Today I worked out from the Westin Pasadena in Pasadena, CA. I was going to check out Crossfit Monrovia, but I thought I’d do some skill work and make up a WOD of my own. Fortunately, Westin gyms (or Westin Workouts) are as fairly well-equipped as most hotel gyms come. Amidst a sea of nautilus equipment, beached on outskirts of the workout room I found dumbells, and pull-up bar and the requsite cardio equipment. A treadmill would suit me just fine.

Skill Work:
2 Rounds: Max Rep Dead Hang PUs: 12,7
2 Reps of ~30-40 sec negative pull-ups
2 Rounds of 10 Pistols (to work on some lingering muscle imbalance issues in my left leg)

.25 mile treadmill run at 1.5 incline
21 50 lb DB SDHP
21 50 lb DB Push Press
.25 mile treadmill run at 1.5 incline
15 50 lb DB SDHP
15 50 lb DB Push Press
.25 mile treadmill run at 1.5 incline
9 50 lb DB SDHP
9 50 lb DB Push Press


Will be back at the box this Friday/Weekend.


Excuses Don't Solve Problems

If I had to attribute the shortcomings in my training program to one factor, it would be my travel schedule. When traveling the excuses are innumerable: fatigue, the work that needs to get done, the need to get up at 5AM for a 7AM on-site, the lack of a hotel gym, etc.

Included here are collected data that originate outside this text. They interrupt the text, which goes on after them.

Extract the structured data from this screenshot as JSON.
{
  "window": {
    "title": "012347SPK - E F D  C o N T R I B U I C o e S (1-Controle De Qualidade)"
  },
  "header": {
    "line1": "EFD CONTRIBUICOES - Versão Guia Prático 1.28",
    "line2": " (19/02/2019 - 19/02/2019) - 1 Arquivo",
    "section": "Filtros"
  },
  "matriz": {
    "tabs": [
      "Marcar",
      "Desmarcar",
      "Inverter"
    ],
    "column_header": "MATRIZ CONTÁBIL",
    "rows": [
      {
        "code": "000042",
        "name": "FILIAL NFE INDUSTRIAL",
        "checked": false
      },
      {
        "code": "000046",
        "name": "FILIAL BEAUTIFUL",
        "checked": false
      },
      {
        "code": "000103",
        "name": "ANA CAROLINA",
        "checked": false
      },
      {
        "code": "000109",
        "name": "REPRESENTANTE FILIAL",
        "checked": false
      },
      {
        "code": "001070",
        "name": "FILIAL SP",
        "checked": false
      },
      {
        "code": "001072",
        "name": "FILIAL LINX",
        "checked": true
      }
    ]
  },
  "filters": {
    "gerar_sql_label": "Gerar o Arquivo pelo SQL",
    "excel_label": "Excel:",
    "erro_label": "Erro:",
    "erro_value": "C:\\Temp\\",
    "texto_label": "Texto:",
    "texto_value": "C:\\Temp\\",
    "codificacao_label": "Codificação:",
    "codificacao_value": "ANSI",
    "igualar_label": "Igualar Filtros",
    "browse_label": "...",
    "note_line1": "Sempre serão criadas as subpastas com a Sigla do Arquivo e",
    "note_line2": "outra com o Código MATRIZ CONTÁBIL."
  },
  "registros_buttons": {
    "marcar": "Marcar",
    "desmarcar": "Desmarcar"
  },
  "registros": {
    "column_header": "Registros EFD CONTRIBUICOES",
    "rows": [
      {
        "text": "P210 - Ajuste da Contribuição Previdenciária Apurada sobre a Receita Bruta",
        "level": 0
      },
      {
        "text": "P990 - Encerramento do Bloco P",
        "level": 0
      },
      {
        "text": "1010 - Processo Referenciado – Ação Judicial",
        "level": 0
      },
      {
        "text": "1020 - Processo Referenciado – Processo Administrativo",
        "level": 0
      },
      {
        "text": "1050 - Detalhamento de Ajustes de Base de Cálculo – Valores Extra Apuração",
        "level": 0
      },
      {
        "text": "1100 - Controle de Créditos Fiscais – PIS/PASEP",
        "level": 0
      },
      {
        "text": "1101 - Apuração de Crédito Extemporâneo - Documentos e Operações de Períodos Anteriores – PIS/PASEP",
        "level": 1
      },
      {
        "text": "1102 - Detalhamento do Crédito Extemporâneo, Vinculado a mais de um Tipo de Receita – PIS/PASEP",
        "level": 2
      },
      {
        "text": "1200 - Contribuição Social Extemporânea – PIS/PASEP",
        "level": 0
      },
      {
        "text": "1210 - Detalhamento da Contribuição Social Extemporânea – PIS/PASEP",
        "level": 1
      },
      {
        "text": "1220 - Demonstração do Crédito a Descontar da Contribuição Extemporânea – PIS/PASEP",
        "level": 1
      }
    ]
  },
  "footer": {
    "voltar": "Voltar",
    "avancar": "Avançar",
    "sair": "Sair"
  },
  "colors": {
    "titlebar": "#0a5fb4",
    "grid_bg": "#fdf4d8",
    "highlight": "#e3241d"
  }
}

In reality, none of these excuses apply. They are merely mental games. As my mom once said, "excuses don't solve problems." And now, with the Crossfit Games Qualifiers quickly approaching, my problems include chest-to-bar pull-ups, met con endurance and running endurance. These issues are not going to be solved by enabling mental excuses creep into my mind.

When excuses rear their ugly head, it is a blaring signal indicating that I need to train because someone else is out there training harder than I am. Furthermore, once I give in, I've diminished the mental toughness required to perform in the Crossfit Games Qualifers (or any Crossfit WOD for that matter).

Today I did a modified Tabata workout from the Potomac Crossfit program. A Tabata workout (named after the Japanese scientist who discovered the protocol's effectiveness) is eight rounds of 20 seconds of max effort followed by 10 seconds rest. Typically, a Crossfit Tabata WOD groups four exercises together for 16 minutes (or 32 20/10 intervals) of pain. Once can also perform a single Tabata to improve endurance or performance on single movement such as pull-ups or push-ups.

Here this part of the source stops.